Kenneth Roth, executive director of Human Rights Watch

In conversation with Prof. Sarah Joseph, director of the Castan Centre for Human Rights Law

The surge of authoritarian populists appears less inevitable than it did a year ago. Then, there seemed no stopping a series of politicians around the globe who claimed to speak for “the people” but built followings by demonizing unpopular minorities, attacking human rights principles, and fueling distrust of democratic institutions. Today, a popular reaction in a broad range of countries, bolstered in some cases by political leaders with the courage to stand up for human rights, has left the fate of many of these populist agendas more uncertain. Where the pushback is strong, populist advances have been limited. But where capitulation meets their message of hate and exclusion, the populists flourish.

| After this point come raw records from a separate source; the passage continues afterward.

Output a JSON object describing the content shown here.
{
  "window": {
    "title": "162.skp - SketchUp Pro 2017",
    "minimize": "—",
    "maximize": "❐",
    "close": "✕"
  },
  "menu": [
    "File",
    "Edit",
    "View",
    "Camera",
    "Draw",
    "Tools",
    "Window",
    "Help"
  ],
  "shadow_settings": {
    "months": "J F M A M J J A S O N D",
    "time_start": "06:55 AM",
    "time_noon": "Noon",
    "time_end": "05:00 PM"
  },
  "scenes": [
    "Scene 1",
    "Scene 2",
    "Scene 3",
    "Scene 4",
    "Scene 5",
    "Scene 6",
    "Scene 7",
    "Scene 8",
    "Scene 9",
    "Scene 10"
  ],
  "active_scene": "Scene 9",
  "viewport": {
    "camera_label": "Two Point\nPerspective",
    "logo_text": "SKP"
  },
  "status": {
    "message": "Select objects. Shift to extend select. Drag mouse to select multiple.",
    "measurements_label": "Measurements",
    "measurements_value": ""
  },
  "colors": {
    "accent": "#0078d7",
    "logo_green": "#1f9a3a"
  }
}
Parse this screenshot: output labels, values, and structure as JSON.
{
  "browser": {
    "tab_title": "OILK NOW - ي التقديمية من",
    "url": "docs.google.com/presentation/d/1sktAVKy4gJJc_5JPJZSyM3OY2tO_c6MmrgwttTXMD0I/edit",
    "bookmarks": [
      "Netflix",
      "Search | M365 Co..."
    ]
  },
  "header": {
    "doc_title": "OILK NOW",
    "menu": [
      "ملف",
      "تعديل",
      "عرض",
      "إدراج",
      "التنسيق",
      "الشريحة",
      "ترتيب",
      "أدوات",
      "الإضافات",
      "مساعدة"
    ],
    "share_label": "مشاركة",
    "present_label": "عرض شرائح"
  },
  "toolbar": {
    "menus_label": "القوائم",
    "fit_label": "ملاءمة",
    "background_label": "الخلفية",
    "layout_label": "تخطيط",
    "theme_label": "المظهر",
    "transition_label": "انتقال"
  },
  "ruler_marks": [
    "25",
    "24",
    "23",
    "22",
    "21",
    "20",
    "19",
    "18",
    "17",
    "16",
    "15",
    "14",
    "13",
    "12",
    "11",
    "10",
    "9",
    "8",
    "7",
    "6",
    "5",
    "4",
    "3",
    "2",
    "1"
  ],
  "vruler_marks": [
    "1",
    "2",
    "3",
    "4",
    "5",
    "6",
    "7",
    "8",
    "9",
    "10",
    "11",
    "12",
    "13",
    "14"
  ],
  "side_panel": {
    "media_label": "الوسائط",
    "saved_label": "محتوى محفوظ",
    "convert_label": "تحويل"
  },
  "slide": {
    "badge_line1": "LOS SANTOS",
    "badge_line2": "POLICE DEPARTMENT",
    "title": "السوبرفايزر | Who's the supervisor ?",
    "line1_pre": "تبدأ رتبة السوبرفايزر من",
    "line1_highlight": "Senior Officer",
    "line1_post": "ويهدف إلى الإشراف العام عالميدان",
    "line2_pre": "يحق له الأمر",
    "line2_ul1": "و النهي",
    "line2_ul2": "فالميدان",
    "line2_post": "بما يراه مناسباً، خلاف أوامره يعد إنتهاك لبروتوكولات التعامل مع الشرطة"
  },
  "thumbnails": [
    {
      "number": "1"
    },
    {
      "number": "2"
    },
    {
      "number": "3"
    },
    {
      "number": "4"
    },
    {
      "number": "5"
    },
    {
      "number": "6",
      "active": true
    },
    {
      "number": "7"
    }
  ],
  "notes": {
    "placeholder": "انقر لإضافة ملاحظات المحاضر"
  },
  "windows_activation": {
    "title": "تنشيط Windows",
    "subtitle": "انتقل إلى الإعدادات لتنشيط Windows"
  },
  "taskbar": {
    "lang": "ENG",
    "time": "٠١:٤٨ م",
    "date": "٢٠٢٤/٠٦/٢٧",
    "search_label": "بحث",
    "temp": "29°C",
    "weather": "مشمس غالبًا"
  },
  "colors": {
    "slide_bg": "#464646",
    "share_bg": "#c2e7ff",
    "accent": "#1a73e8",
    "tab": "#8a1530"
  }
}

Join Human Rights Watch’s executive director, Kenneth Roth, as he discusses standing up for human rights in the age of populist leaders. He will consider human rights under the Trump presidency, the ongoing violations of the laws of war in Syria and Yemen, and the global challenge of refugees and mass displacement, as well as Human Rights Watch’s work in Australia.

Kenneth Roth is the executive director of Human Rights Watch, one of the world's leading international human rights organizations, which operates in more than 90 countries. Prior to joining Human Rights Watch in 1987, Roth served as a federal prosecutor in New York and for the Iran-Contra investigation in Washington, DC. A graduate of Yale Law School and Brown University, Roth has conducted numerous human rights investigations and missions around the world. He has written extensively on a wide range of human rights abuses, devoting special attention to issues of international justice, counterterrorism, the foreign policies of the major powers, and the work of the United Nations.

Sarah Joseph is a Professor of Human Rights Law and the Director of the Castan Centre for Human Rights Law at Monash University. Her teaching and research interests are international human rights law and constitutional law. She has written on numerous human rights topics, including on business and human rights, terrorism and human rights, and the media (including social media) and human rights. Her books cover issues such as global trade and human rights, international human rights litigation, and torture.